Study in BulgariaLearn more about student life in Bulgaria and the study programs offered by Bulgarian universities!
Are you planning to move to Bulgaria or simply visit our lovely country for a few days? Scroll down to see some of the most important Dos and Don’ts when you visit Bulgaria … and we hope you enjoy your stay here!
1. Do not visit only the big cities, e.g. Sofia and Plovdiv… (do visit the small Bulgarian villages and towns!)
Unfortunately, it is very common that tourists limit their trip to Sofia and Plovdiv (the two biggest cities in Bulgaria). However, the Bulgarian architecture and history are quite rich so we definitely recommend exploring other unique places like Bozhentsi or Melnik.
2. Do not forget to pick up some Bulgarian language skills before your trip … (do learn at least the Bulgarian alphabet or join a free Bulgarian language crash course!)
Most signs in Bulgaria are of course in Bulgarian language and good English skills are more common among young people. Also, Bulgarians love it when a foreigner tries to speak Bulgarian language, so we definitely recommend learning the alphabet or taking part in our Bulgarian language course (available for free for international students in Bulgaria)!
3. Do not stick to the Bulgarian seaside… (do visit the Bulgarian mountains too!)
Are you planning to visit Bulgaria in summer? You probably already know about the beautiful beaches in Bulgaria! Don’t forget that views in the Bulgarian mountains are also breath-taking, so make sure you check out famous winter resorts like Pamporovo, explore the Seven Rila Lakes or visit a beautiful waterfall!
4. Do not count on fast and punctual public transportation… (do plan your trip in advance and be more flexible!)
People in Sofia always complain about public transportation being late. Also, travelling by train in Bulgaria usually takes ages! Hence, if you are in a rush to catch a flight, you should consider taking a taxi or booking a private pick-up! Also, if you are planning to travel around Bulgaria, the best thing you can do is rent a car and go to the best sightseeing places in Bulgaria (which are, unfortunately, not easy to reach via public transportation).
5. Do not limit yourself to famous fast-food chains... (do explore local pubs and restaurants!)
We love Bulgarian cuisine, so you should definitely give it a try! Famous Bulgarian dishes include moussaka, shopska salad, stuffed peppers (palneni chushki), bob chorba, parlenka, tarator, etc.! Small pubs and restaurants are also quite cozy and cheap, so make sure you don’t limit yourself to well-known famous fast-food chains. Of course, you can also explore international cuisine in some of the best international restaurants in Sofia and Plovdiv!

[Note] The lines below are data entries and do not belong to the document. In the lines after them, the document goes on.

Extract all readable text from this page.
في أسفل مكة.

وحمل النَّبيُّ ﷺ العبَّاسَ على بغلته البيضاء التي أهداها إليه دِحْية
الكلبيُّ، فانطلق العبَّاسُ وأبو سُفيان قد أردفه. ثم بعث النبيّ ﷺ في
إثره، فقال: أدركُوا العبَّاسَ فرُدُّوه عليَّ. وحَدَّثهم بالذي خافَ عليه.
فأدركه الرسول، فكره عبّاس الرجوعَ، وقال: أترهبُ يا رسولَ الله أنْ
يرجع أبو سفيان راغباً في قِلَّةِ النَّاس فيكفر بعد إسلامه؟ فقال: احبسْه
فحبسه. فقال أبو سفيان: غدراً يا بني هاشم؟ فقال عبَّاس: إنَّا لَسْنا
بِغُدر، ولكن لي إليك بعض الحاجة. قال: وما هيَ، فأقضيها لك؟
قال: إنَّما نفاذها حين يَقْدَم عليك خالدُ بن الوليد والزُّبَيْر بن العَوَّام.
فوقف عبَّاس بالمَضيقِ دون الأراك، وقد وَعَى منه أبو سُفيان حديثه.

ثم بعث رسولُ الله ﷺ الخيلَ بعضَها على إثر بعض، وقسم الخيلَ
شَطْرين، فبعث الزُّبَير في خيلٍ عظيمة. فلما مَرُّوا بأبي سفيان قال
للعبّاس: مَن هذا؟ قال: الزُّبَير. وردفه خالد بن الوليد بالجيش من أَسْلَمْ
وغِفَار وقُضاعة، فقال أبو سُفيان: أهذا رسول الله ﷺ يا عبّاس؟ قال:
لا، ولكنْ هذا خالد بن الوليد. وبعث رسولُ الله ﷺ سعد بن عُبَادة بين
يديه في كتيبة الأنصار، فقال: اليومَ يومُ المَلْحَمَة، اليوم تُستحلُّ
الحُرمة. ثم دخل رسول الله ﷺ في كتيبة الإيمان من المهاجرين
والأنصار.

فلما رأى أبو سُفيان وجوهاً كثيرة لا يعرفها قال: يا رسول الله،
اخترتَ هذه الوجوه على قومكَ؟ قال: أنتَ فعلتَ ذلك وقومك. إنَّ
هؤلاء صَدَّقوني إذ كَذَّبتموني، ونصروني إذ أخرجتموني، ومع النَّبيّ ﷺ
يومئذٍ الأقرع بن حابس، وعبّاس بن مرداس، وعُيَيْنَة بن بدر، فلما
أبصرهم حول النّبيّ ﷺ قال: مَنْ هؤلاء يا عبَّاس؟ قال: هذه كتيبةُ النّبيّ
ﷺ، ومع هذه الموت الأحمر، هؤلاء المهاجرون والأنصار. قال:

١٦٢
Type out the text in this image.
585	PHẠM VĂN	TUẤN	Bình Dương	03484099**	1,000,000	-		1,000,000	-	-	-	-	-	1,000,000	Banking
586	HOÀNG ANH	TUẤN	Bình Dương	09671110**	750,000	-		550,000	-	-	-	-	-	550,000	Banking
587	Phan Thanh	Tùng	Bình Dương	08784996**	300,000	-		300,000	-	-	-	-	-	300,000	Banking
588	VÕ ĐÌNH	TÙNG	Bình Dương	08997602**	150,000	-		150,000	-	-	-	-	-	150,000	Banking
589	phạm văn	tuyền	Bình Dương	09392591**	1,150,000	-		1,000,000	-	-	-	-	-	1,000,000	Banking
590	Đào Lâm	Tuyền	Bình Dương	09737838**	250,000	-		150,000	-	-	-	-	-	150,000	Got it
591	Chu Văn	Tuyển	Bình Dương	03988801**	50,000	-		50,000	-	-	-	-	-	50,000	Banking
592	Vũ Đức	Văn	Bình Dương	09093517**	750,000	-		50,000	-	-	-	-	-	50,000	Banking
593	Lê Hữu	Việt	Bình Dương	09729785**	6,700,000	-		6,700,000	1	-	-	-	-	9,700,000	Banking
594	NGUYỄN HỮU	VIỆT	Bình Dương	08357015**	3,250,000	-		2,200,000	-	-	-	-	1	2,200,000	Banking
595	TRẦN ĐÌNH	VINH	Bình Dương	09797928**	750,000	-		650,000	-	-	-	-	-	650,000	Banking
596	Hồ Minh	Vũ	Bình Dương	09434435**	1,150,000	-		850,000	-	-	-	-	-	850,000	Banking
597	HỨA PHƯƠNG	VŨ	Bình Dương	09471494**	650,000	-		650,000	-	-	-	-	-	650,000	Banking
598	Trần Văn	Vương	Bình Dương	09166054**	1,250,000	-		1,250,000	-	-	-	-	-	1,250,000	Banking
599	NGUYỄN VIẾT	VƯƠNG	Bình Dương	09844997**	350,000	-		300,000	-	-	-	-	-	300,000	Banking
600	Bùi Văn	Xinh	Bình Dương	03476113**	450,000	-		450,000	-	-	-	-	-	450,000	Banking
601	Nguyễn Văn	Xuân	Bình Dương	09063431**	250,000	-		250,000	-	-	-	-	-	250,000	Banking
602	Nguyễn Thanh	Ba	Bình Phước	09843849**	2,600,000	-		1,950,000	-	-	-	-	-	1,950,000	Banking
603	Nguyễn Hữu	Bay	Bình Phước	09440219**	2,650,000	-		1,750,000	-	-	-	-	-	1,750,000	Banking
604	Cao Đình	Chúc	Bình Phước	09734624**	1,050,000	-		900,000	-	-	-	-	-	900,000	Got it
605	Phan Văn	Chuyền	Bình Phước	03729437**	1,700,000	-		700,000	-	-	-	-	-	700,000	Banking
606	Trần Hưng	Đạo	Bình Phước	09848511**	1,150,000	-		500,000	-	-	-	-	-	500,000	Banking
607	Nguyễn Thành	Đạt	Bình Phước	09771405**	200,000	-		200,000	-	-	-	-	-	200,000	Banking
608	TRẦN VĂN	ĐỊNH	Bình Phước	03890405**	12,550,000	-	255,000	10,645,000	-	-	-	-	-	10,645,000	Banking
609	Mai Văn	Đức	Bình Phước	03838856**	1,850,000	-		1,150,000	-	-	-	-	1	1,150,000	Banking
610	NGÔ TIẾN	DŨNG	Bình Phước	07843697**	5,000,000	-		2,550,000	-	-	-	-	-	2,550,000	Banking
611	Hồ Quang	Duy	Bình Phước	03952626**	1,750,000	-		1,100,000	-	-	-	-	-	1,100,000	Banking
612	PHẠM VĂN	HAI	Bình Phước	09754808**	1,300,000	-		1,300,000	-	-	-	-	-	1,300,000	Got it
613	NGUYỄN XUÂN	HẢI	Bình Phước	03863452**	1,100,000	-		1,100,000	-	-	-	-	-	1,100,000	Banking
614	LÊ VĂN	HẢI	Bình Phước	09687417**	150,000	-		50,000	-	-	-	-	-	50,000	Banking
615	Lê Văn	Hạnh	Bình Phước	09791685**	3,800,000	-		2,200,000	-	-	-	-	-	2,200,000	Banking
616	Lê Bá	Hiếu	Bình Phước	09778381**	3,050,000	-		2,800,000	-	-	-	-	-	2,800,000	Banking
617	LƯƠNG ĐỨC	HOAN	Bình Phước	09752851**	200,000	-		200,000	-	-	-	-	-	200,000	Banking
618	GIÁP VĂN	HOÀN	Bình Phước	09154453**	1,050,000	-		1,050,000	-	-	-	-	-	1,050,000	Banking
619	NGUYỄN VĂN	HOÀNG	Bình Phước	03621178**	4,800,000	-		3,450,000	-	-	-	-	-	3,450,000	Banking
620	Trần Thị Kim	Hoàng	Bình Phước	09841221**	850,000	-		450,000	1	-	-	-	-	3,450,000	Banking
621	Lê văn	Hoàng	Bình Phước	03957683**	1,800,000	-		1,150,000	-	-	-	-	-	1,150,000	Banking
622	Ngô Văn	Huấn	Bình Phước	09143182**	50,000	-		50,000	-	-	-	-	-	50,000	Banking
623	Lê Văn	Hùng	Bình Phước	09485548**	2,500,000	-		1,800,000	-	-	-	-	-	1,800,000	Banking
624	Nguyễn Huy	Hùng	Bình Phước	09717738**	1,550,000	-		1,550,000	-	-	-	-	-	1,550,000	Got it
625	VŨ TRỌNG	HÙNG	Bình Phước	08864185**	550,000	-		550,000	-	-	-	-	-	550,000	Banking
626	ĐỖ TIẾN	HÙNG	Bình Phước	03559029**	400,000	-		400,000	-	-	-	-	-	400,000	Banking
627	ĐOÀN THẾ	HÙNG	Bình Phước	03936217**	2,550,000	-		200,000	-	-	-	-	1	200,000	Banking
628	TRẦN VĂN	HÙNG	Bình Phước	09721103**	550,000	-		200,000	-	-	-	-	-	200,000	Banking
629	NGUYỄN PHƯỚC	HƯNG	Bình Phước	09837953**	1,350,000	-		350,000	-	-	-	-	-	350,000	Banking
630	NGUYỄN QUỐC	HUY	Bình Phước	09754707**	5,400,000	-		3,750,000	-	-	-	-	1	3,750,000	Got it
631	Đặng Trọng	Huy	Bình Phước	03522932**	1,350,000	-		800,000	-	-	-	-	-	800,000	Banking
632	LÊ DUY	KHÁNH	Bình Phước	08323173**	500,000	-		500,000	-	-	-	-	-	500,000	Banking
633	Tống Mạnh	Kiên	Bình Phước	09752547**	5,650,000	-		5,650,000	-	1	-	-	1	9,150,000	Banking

6. Do not trust all taxi drivers… (do use taxi applications or book airport pick-ups in advance!)
Unfortunately, many taxi drivers take advantage of foreigners who are not familiar with the local currency and the average price of a taxi ride. Hence, we recommend you download taxi ride applications like TaxiMe or Taxi Stars, ask a local in advance for taxi recommendations or book airport pick-up in advance!
7. Do not bargain… (do take advantage of the small shops where prices are super cheap!)
In Bulgaria it is considered a very rude practice if you try to bargain in shops – you should not do this! Prices in Bulgaria are quite cheap, so locals are definitely not trying to rip you off and we are sure that small shops definitely offer cheap souvenirs!
8. Do not go to Sunny beach… (do explore some of the best and less touristic sea resorts in Bulgaria!)
Sunny beach is a very famous summer resort in Bulgaria, but it is overpriced and very touristic! Hence, we recommend you visit other pleasant summer resorts like Sozopol or Sinemorets (which are over 3 times cheaper in comparison to Sunny beach) or you visit Varna and Burgas (two of the biggest cities at the Bulgarian seaside which both have a lovely pedestrian street and a park close to the beach).
9. Do not argue about politics or history of the Balkan peninsula… (do ask more about Bulgarian traditions!)
Sensitive topics in Bulgaria include politics, origins of food or traditions (e.g. is moussaka Greek or Bulgarian dish?) and the alphabet (e.g. who invented the Cyrillic alphabet?), so be careful when you have a discussion with Bulgarians. In comparison, locals absolutely love talking about their traditions such as Baba Marta, nestinarstvo, kukeri, etc.!
10. Do not trust nodding as a way of expressing a positive reply… (do ask “Was that a Yes or a No?”)
An interesting fact is that most Bulgarians will nod if they want to say “No” and shake their head to say “Yes”. Of course, some Bulgarians might do the exact opposite, so don’t take nodding or a head shake for a definite answer and always ask if that was a Yes or a No.